Heterogeneity in bacterial surface polysaccharides, probed on a single-molecule basis.

Abstract

The heterogeneity in bacterial surface macromolecules was probed by examining individual macromolecules on the surface of Pseudomonas putida KT2442 via single-molecule force spectroscopy (SMFS). Using an atomic force microscope (AFM), the silicon nitride tip was brought into contact with biopolymer molecules on bacterial cells and these macromolecules were stretched. Force-extension measurements on different bacterial cells showed a range of adhesion affinities and polymer lengths. However, substantial heterogeneity was also observed in the force-extension curves on a single bacterium. A given bacterium has biopolymers that range in size from tens to hundreds of nanometers, with adhesion affinities for the AFM tip from nearly zero to greater than 1 nN. A distribution of polymer sizes was confirmed by size-exclusion chromatography. The freely jointed chain (FJC) model for polymer elasticity was applied to individual force-extension curves in order to estimate the contour lengths and segment lengths of the polymer chains.
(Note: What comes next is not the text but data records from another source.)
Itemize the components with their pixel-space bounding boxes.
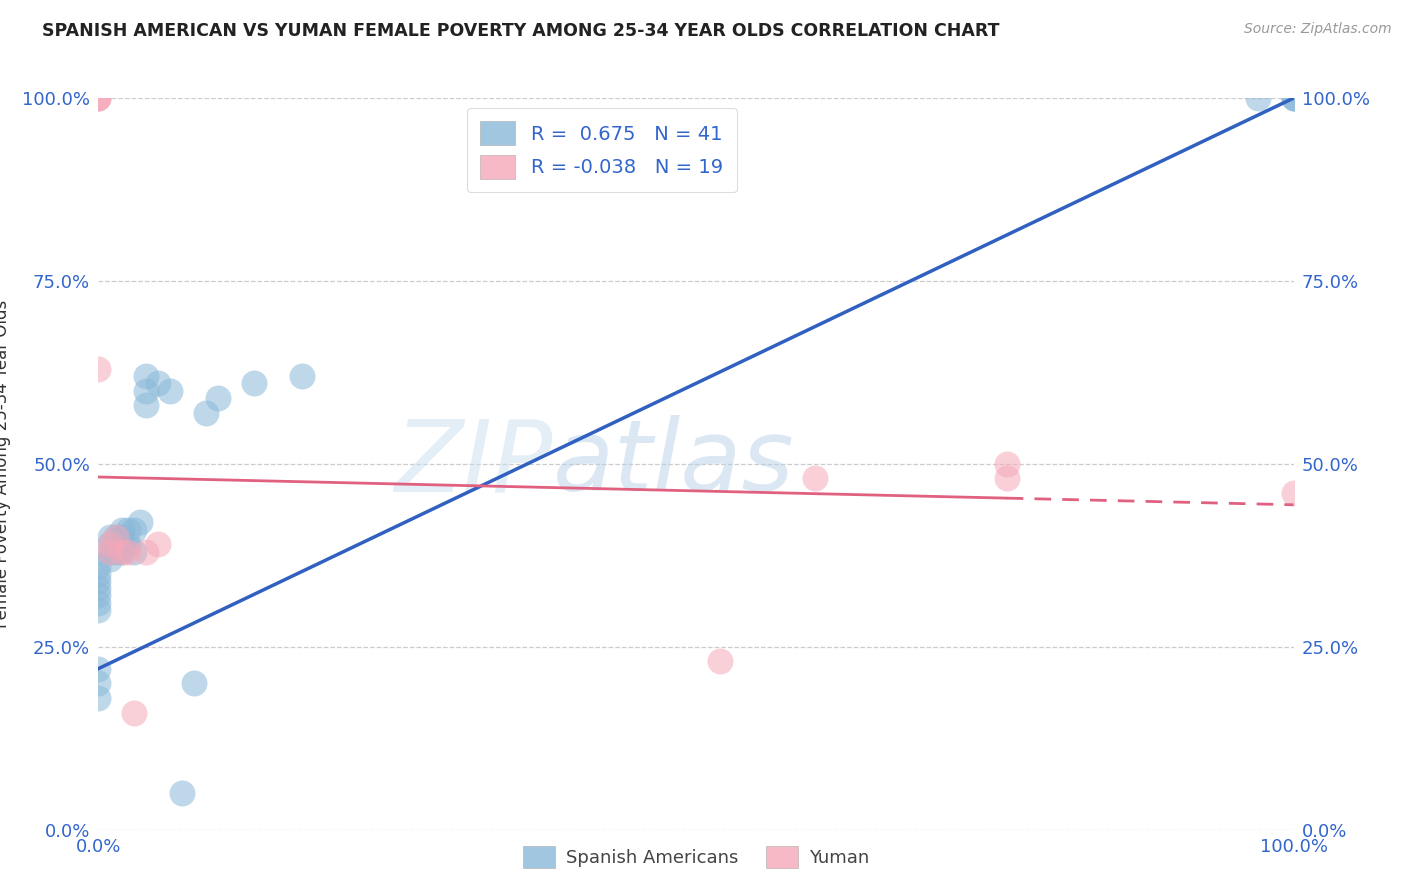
Point	[105, 544, 128, 558]
Point	[98, 544, 122, 558]
Point	[87, 589, 110, 603]
Point	[183, 676, 205, 690]
Text: SPANISH AMERICAN VS YUMAN FEMALE POVERTY AMONG 25-34 YEAR OLDS CORRELATION CHART: SPANISH AMERICAN VS YUMAN FEMALE POVERTY…	[42, 22, 1000, 40]
Point	[159, 384, 181, 398]
Point	[995, 457, 1018, 471]
Text: Source: ZipAtlas.com: Source: ZipAtlas.com	[1244, 22, 1392, 37]
Point	[1282, 91, 1305, 105]
Point	[87, 690, 110, 705]
Point	[1282, 486, 1305, 500]
Point	[87, 603, 110, 617]
Legend: Spanish Americans, Yuman: Spanish Americans, Yuman	[516, 838, 876, 875]
Y-axis label: Female Poverty Among 25-34 Year Olds: Female Poverty Among 25-34 Year Olds	[0, 300, 11, 628]
Point	[243, 376, 266, 391]
Point	[135, 369, 157, 384]
Point	[87, 676, 110, 690]
Point	[87, 581, 110, 595]
Point	[194, 406, 218, 420]
Point	[117, 544, 139, 558]
Point	[111, 523, 134, 537]
Point	[172, 786, 194, 800]
Point	[148, 376, 170, 391]
Point	[111, 544, 134, 558]
Point	[148, 537, 170, 551]
Point	[129, 516, 152, 530]
Point	[124, 706, 146, 720]
Point	[87, 91, 110, 105]
Point	[111, 537, 134, 551]
Point	[87, 91, 110, 105]
Point	[135, 398, 157, 412]
Point	[291, 369, 314, 384]
Point	[87, 574, 110, 588]
Point	[87, 361, 110, 376]
Point	[98, 530, 122, 544]
Point	[1282, 91, 1305, 105]
Text: atlas: atlas	[553, 416, 794, 512]
Point	[207, 391, 229, 405]
Point	[135, 384, 157, 398]
Point	[87, 566, 110, 581]
Point	[87, 662, 110, 676]
Point	[709, 654, 731, 668]
Point	[124, 544, 146, 558]
Point	[105, 530, 128, 544]
Point	[98, 552, 122, 566]
Point	[117, 537, 139, 551]
Point	[87, 596, 110, 610]
Point	[1246, 91, 1268, 105]
Point	[124, 523, 146, 537]
Point	[105, 530, 128, 544]
Point	[87, 559, 110, 574]
Text: ZIP: ZIP	[394, 416, 553, 512]
Point	[98, 544, 122, 558]
Point	[995, 471, 1018, 485]
Point	[87, 91, 110, 105]
Point	[111, 530, 134, 544]
Point	[105, 537, 128, 551]
Point	[98, 537, 122, 551]
Point	[117, 523, 139, 537]
Point	[804, 471, 827, 485]
Point	[135, 544, 157, 558]
Point	[111, 544, 134, 558]
Point	[1282, 91, 1305, 105]
Point	[98, 537, 122, 551]
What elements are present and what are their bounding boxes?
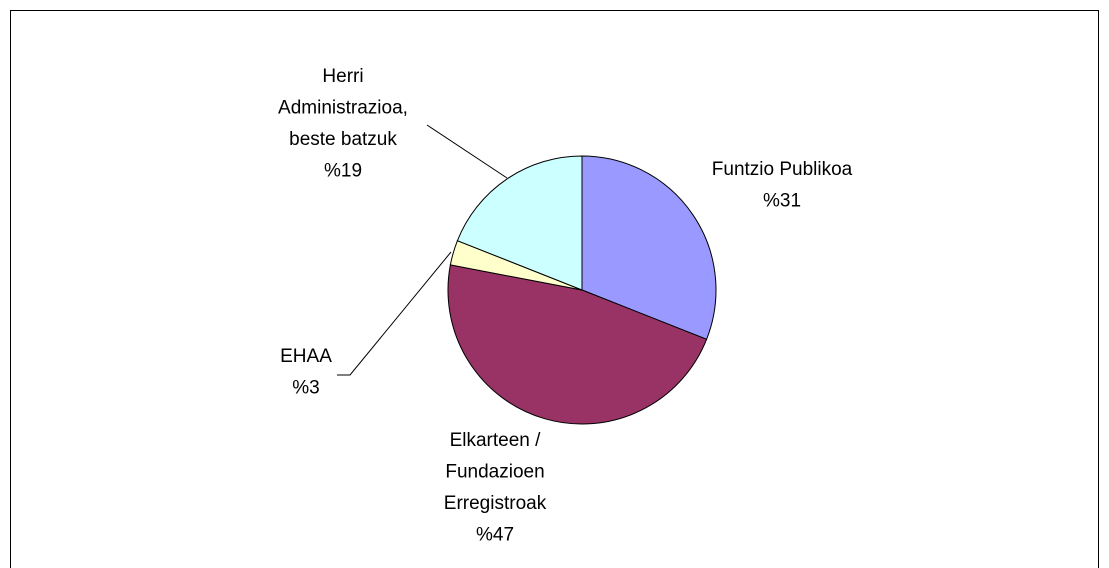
value-label: %19	[324, 161, 362, 182]
slice-label: Herri	[322, 66, 363, 87]
slice-label: Funtzio Publikoa	[712, 159, 853, 180]
value-label: %3	[292, 378, 319, 399]
slice-label: EHAA	[280, 346, 332, 367]
leader-line	[337, 251, 452, 376]
slice-label: Erregistroak	[444, 493, 547, 514]
leader-line	[426, 124, 508, 179]
pie-slice	[456, 155, 583, 291]
slice-label: Elkarteen /	[450, 430, 542, 451]
value-label: %31	[763, 191, 801, 212]
pie-slice	[447, 264, 708, 425]
value-label: %47	[476, 525, 514, 546]
slice-label: Fundazioen	[445, 462, 544, 483]
slice-label: Administrazioa,	[278, 98, 408, 119]
pie-slice	[581, 155, 717, 340]
slice-label: beste batzuk	[289, 129, 397, 150]
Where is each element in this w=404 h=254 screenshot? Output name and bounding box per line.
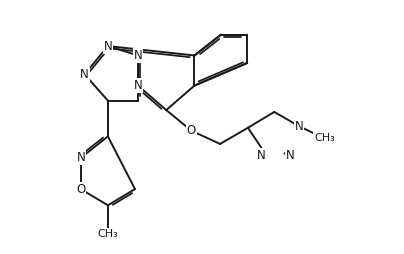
Text: CH₃: CH₃ — [314, 133, 335, 143]
Text: N: N — [103, 40, 112, 53]
Text: O: O — [76, 183, 85, 196]
Text: N: N — [80, 68, 89, 81]
Text: N: N — [295, 120, 303, 133]
Text: N: N — [257, 149, 266, 162]
Text: N: N — [76, 151, 85, 164]
Text: O: O — [187, 124, 196, 137]
Text: N: N — [134, 79, 142, 92]
Text: N: N — [134, 49, 142, 62]
Text: CH₃: CH₃ — [97, 229, 118, 239]
Text: N: N — [286, 149, 295, 162]
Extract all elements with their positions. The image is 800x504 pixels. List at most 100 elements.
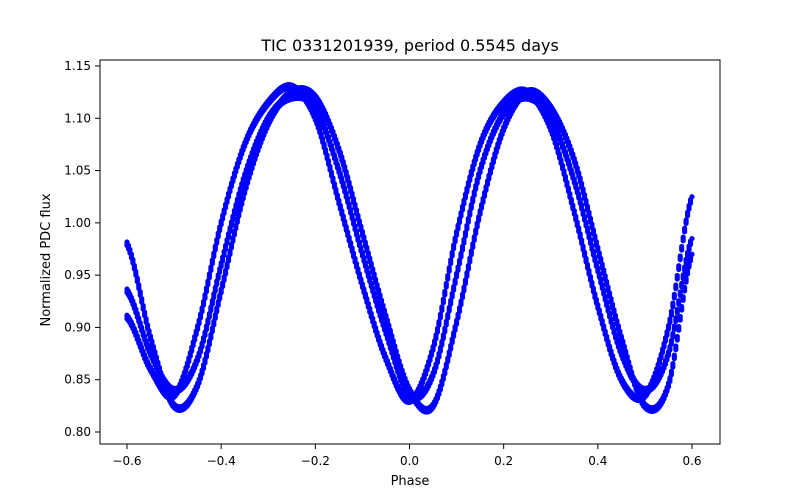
data-point [189, 348, 195, 354]
x-tick-label: 0.0 [400, 454, 419, 468]
data-point [224, 240, 230, 246]
data-point [208, 335, 214, 341]
data-point [239, 151, 245, 157]
data-point [452, 239, 458, 245]
data-point [247, 170, 254, 176]
chart-title: TIC 0331201939, period 0.5545 days [260, 36, 559, 55]
data-point [470, 244, 476, 251]
data-point [208, 267, 214, 274]
data-points [124, 82, 695, 415]
data-point [234, 164, 240, 170]
data-point [471, 192, 477, 198]
data-point [445, 276, 451, 282]
data-point [448, 260, 454, 267]
data-point [671, 326, 677, 333]
data-point [434, 329, 441, 335]
data-point [420, 379, 426, 386]
data-point [686, 247, 692, 253]
data-point [249, 165, 255, 172]
data-point [218, 290, 224, 296]
data-point [443, 322, 449, 328]
data-point [673, 347, 679, 353]
data-point [661, 365, 667, 371]
data-point [462, 233, 469, 239]
data-point [686, 264, 692, 270]
data-point [476, 175, 482, 181]
data-point [218, 222, 224, 228]
data-point [470, 199, 476, 205]
data-point [689, 251, 695, 257]
data-point [670, 304, 676, 310]
data-point [461, 201, 467, 207]
data-point [461, 240, 467, 246]
data-point [206, 341, 212, 348]
data-point [211, 295, 217, 301]
data-point [453, 232, 460, 238]
data-point [439, 342, 445, 348]
data-point [490, 159, 496, 166]
data-point [437, 387, 443, 393]
x-tick-label: 0.2 [494, 454, 513, 468]
y-tick-label: 1.05 [64, 164, 91, 178]
data-point [456, 219, 463, 226]
data-point [439, 307, 445, 314]
data-point [464, 189, 470, 195]
data-point [464, 226, 470, 232]
data-point [234, 219, 240, 225]
data-point [486, 176, 492, 182]
data-point [440, 300, 446, 306]
data-point [215, 302, 221, 308]
data-point [434, 359, 441, 366]
x-tick-label: 0.6 [682, 454, 701, 468]
data-point [682, 288, 688, 294]
data-point [233, 169, 239, 175]
data-point [474, 152, 480, 158]
data-point [465, 183, 471, 189]
y-axis-label: Normalized PDC flux [39, 193, 54, 326]
data-point [236, 213, 242, 219]
data-point [446, 308, 452, 314]
data-point [190, 342, 196, 349]
data-point [239, 201, 245, 207]
data-point [434, 395, 441, 402]
data-point [682, 229, 688, 235]
data-point [187, 353, 193, 359]
data-point [487, 170, 494, 176]
data-point [431, 369, 438, 375]
data-point [467, 259, 473, 265]
data-point [197, 349, 204, 355]
data-point [464, 273, 470, 279]
data-point [426, 362, 432, 368]
data-point [689, 235, 695, 242]
data-point [484, 146, 491, 153]
y-tick-label: 0.85 [64, 373, 91, 387]
data-point [421, 375, 427, 382]
data-point [473, 230, 479, 237]
data-point [456, 261, 463, 267]
data-point [452, 280, 458, 287]
data-point [436, 322, 442, 328]
data-point [231, 211, 238, 217]
data-point [455, 315, 461, 321]
data-point [481, 155, 488, 161]
data-point [456, 308, 463, 314]
data-point [443, 365, 449, 371]
data-point [224, 199, 230, 205]
y-tick-label: 0.80 [64, 425, 91, 439]
data-point [674, 276, 680, 282]
data-point [424, 367, 430, 373]
data-point [664, 357, 670, 363]
data-point [255, 148, 261, 154]
data-point [196, 321, 202, 327]
data-point [200, 365, 207, 372]
data-point [498, 135, 504, 142]
data-point [459, 247, 466, 253]
data-point [679, 247, 685, 253]
data-point [427, 357, 433, 363]
data-point [686, 206, 692, 212]
data-point [193, 332, 199, 338]
data-point [423, 371, 429, 377]
data-point [195, 358, 201, 364]
data-point [209, 260, 215, 267]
A range of segment lengths was obtained using the FJC model, from 0.154-0.45 nm in water, 0.154-0.32 nm in 0.01 M KCl, and 0.154-0.65 nm in 0.1 M KCl. The modeling confirms that the heterogeneity in biopolymers is more than a matter of differences in molecular weights, since a range of stiffnesses (segment lengths) was also observed. The effect of salt concentration on biopolymer conformation and adhesion was also explored. While the biopolymers were flexible in all solvents, they were slightly more extended in water than in either of the salt solutions (0.01 and 0.1 M KCl). The adhesion of polysaccharides with the AFM tip was not dependent on salt concentration, because the polymers were not highly charged and heterogeneity overwhelmed any trends that could be observed in adhesion with respect to solution ionic strength. These experiments indicate that heterogeneity in biopolymer properties on an individual bacterium and within a population of bacterial cells may be much greater than previously believed and should be incorporated into models of bacterial adhesion.